ETI has written to several companies in the past week asking them to remove all statements that wrongly infer that they are ETI members from their websites and other promotional material.
Says Martin Cooke, ETI Director and Chair of ETI's Stone Group:
"The recent upsurge in ETI membership among stone importers is a sign of a bold new resolve within the industry to face up to some of the difficult labour standards issues that exist in supply countries.
"It is therefore all the more worrying to see some unscrupulous companies making statements which not only suggest membership of ETI but also distort what ETI membership stands for. This threatens to undermine the credibility of ETI and ethical trade in general. We take such abuses extremely seriously". Where unauthorised use is made of the ETI logo or of copyrighted pictures on websites and brochures, we will not hesitate to take legal action, if necessary."

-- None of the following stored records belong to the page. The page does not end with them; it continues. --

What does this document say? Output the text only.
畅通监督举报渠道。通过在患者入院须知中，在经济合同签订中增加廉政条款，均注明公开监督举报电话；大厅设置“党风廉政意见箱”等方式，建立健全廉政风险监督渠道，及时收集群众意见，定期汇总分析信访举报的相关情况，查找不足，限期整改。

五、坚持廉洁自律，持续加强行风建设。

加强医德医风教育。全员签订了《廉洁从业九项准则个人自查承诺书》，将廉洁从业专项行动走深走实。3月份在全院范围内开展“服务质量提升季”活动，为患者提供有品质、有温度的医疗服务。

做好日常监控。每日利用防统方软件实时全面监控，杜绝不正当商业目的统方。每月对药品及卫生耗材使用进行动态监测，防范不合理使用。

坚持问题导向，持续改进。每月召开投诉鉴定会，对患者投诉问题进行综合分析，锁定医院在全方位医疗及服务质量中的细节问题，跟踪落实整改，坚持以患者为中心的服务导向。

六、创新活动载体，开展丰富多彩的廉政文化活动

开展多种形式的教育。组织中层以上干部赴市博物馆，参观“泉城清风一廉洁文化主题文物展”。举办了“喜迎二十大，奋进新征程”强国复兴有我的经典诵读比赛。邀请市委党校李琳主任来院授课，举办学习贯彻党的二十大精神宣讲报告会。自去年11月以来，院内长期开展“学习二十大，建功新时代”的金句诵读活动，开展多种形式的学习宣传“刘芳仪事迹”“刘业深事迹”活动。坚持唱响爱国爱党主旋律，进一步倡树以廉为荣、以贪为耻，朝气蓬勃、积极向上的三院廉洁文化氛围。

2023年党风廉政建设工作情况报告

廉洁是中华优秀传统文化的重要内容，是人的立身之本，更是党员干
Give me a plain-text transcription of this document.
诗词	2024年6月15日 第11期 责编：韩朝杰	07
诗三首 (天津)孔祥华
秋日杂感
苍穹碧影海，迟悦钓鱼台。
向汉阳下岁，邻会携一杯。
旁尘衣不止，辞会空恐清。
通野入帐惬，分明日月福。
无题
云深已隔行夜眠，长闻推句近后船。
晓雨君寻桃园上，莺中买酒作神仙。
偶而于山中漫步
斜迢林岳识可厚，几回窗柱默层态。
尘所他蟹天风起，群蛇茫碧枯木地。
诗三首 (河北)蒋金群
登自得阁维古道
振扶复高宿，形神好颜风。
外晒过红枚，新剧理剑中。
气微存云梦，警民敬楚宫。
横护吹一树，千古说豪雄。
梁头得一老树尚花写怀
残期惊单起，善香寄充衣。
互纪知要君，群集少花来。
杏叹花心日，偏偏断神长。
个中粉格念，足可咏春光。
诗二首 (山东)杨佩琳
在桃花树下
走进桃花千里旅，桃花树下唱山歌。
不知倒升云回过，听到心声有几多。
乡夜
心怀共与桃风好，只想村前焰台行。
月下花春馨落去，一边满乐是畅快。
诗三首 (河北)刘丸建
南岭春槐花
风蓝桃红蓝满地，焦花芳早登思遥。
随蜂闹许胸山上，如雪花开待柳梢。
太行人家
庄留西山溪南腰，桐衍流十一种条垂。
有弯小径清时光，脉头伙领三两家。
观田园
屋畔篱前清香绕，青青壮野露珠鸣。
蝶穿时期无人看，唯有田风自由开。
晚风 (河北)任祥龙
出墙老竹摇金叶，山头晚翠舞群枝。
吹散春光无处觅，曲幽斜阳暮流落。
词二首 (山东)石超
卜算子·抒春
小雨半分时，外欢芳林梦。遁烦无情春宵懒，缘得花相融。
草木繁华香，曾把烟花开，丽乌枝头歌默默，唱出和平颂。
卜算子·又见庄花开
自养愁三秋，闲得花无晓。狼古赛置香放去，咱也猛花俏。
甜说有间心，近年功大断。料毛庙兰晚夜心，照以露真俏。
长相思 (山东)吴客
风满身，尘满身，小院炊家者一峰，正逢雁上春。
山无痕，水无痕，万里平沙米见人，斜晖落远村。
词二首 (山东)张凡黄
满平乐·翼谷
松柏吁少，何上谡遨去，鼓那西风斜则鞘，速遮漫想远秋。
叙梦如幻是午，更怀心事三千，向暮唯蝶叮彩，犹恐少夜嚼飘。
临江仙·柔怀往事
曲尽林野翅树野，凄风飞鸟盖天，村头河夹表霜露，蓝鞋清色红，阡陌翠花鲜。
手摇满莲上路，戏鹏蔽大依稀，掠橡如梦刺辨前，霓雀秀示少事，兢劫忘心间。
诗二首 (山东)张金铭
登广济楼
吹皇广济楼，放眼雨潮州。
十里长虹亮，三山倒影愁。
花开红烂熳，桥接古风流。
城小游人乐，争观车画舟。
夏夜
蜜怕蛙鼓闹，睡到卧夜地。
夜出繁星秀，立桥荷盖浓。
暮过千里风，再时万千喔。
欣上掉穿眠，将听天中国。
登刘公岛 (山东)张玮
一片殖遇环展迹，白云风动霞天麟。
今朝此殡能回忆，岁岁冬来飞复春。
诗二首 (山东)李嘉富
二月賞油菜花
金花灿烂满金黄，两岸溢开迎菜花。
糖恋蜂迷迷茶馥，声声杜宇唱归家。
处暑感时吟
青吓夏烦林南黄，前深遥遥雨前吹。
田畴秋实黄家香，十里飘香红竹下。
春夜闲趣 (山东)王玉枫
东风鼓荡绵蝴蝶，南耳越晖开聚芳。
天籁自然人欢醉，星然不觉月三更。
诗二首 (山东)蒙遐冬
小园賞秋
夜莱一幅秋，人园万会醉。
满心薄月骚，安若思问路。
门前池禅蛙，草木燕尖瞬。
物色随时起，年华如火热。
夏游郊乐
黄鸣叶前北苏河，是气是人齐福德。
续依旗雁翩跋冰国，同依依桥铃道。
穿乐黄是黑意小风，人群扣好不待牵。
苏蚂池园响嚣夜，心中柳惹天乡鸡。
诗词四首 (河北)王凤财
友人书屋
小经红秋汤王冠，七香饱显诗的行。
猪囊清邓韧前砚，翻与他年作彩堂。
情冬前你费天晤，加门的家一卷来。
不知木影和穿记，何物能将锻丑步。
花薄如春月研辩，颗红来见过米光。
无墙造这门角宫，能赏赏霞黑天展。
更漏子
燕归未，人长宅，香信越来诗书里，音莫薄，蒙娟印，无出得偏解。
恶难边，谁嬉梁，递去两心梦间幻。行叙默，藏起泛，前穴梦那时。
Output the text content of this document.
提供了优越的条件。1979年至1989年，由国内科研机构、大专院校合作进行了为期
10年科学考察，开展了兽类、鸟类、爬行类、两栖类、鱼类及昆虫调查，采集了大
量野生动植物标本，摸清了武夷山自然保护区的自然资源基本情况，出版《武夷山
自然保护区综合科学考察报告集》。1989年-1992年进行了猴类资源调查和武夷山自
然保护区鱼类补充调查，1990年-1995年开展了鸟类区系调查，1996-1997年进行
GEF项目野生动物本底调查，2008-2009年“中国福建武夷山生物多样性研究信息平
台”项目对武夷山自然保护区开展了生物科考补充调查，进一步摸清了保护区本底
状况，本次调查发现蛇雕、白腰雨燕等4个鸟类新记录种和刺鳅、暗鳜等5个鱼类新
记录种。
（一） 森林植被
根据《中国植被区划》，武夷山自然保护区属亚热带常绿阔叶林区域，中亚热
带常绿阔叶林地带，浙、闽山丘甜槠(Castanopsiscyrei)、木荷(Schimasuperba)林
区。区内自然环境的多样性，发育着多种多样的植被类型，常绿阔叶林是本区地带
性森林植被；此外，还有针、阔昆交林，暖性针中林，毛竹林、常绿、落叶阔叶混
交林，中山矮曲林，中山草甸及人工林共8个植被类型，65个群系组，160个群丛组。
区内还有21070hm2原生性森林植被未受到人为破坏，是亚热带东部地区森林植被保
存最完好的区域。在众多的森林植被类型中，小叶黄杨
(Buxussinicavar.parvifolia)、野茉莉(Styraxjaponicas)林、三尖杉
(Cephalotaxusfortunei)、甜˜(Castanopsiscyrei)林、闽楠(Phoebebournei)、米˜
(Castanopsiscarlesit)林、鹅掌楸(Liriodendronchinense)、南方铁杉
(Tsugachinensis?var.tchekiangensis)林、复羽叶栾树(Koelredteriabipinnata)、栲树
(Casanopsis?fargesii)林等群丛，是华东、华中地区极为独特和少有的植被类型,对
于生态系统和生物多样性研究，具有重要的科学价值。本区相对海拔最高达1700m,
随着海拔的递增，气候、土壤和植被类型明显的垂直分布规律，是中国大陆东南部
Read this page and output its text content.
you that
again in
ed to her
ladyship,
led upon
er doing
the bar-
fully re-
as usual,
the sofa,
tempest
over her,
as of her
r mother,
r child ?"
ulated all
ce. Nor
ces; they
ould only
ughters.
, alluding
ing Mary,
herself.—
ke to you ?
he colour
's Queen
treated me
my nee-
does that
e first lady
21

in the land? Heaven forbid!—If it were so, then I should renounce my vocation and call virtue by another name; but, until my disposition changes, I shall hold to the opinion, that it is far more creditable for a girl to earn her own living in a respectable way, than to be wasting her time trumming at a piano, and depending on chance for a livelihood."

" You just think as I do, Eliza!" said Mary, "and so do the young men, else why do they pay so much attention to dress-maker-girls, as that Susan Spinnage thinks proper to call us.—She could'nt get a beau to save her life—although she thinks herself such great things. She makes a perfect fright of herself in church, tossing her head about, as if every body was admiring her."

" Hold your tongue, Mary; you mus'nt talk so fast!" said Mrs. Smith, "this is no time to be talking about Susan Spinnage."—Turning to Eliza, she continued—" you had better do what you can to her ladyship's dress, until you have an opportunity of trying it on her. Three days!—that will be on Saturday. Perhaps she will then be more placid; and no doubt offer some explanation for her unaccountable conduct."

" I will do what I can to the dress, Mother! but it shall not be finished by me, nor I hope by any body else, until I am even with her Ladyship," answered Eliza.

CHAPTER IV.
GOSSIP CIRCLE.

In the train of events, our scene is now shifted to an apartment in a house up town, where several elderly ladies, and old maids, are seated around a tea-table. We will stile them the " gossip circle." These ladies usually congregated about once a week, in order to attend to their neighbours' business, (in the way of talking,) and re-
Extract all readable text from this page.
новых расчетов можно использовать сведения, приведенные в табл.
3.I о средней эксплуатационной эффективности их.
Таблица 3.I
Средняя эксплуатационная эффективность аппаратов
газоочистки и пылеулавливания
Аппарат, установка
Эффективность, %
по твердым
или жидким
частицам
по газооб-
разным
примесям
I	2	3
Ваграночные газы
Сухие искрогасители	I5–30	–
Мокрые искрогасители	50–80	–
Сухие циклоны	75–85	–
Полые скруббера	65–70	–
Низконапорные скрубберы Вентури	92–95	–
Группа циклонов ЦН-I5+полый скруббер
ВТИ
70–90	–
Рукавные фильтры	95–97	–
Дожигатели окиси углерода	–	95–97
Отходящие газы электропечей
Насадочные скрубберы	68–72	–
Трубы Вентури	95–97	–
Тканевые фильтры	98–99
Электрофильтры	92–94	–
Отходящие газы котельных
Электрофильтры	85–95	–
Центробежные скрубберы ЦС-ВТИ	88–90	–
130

"Our members demonstrate their commitment to ethical trade by their actions, not be making unsubstantiated claims to be 'ethical'
"We are not an accreditation body. We do not accredit auditors, certify workplaces or label products as compliant with our Base Code.
"The ETI Stone Group meets regularly to share best practice in tackling workers' issues in the stone sector. We work closely with parallel organisations in the Netherlands, Germany and Scandinavia, whose members are importing often from the same sources, particularly in India and China."
ETI member companies within the stone sector are: Marshalls, Brett Landscaping, BBS Granite Concepts Ltd, DNS Stones, London Stone Paving Ltd, Natural Paving Products, Unique Building Products, Pavestone and Stone Masters.
Last year ITN highlighted the harsh conditions in the Rajasthan stone industry, which supplies 250,000 tonnes of sandstone to the UK.
Often working without appropriate safety equipment, workers are vulnerable to serious accidents and health problems, including silicosis, which can lead to premature death.